Cancer patients approach cannabis with two types of objectives in mind, which are not necessarily mutually exclusive: to alleviate the side effects of the therapies they are undergoing or to achieve antitumor responses. Regarding the former, it has been clinically proven that cannabis prevents nausea, vomiting and loss of appetite caused by chemotherapy.
These adverse effects are, in many cases, so severe that they cause patients to abandon the treatments. On the other hand, the well-established properties of cannabis include others that are also very interesting for cancer patients, such as analgesic, anxiolytic and sleep facilitating. Thousands of cancer patients around the world are using cannabis in an attempt to mitigate the side effects of chemo.
Marijuana is the main source of plant-derived cannabinoids. These compounds share structural, and sometimes even functional, similarities with cannabinoids produced naturally by the human body so that they can interact with the body’s endocannabinoid system (ECS). In this way, cannabis compounds can influence the wide variety of bodily processes that are normally regulated by the ECS, and potentially induce beneficial effects for cancer/chemotherapy patients.

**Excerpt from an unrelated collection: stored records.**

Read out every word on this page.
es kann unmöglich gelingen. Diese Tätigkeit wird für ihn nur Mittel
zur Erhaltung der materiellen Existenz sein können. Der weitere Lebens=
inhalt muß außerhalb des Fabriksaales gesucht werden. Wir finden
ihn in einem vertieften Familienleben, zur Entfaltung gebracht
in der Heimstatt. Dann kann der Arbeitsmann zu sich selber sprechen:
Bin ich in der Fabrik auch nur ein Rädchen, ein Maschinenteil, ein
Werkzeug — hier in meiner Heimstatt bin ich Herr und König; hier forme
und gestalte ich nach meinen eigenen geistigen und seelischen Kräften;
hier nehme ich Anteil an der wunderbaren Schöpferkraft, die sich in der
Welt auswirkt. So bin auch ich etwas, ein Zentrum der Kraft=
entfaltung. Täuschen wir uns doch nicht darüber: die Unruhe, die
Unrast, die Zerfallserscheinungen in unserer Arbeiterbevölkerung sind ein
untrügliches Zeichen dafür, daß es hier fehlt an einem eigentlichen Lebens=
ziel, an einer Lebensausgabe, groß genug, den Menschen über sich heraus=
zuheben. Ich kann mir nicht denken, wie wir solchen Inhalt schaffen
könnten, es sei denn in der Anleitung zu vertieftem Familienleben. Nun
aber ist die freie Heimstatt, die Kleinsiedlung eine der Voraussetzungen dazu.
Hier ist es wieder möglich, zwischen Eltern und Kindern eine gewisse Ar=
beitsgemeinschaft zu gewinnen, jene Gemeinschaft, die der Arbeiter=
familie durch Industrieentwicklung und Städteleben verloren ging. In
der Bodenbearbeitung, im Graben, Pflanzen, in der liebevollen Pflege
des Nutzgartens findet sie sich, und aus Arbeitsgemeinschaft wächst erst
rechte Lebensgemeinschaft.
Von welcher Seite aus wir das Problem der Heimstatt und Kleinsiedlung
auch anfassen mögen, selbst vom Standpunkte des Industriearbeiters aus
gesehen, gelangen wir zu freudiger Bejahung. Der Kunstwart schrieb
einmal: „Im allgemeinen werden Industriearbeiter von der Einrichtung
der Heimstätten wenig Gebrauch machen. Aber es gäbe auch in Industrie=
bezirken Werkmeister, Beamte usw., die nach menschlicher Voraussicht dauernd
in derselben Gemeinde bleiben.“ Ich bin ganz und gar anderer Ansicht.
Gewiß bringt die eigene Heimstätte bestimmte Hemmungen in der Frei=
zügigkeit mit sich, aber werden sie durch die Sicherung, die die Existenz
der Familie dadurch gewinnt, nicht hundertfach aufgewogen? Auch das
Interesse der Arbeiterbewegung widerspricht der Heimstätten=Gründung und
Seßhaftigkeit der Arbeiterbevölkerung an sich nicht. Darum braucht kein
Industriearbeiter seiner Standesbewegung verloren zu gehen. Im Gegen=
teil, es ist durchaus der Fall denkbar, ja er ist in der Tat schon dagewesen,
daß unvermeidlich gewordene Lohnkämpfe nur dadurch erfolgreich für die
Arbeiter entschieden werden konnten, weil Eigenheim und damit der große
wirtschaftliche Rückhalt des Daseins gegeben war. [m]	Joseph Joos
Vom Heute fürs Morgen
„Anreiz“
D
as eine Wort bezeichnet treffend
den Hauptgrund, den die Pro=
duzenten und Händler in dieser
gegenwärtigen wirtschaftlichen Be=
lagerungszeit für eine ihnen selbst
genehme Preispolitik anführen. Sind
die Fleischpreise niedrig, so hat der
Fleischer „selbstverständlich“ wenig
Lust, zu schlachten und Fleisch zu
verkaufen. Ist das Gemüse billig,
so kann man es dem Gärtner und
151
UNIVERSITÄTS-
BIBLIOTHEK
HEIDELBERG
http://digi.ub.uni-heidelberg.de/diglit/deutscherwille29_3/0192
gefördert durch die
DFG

Many chemotherapy patients report using cannabis and its derivatives to cope with the nausea, vomiting and loss of appetite they experience as a result of treatment. In fact, the US Food and Drug Administration has already approved two cannabinoid medications (dronabinol and nabilone) to treat nausea and vomiting caused by chemo.
Many patients who are fortunate enough to have access to medical cannabis find that it can stimulate appetite. And it’s not hard to see why, as it’s not uncommon to experience a bout of hunger (known as “munchies”) after smoking or ingesting marijuana. In addition, cannabis can help treat those pesky chemotherapy-related aches and pains.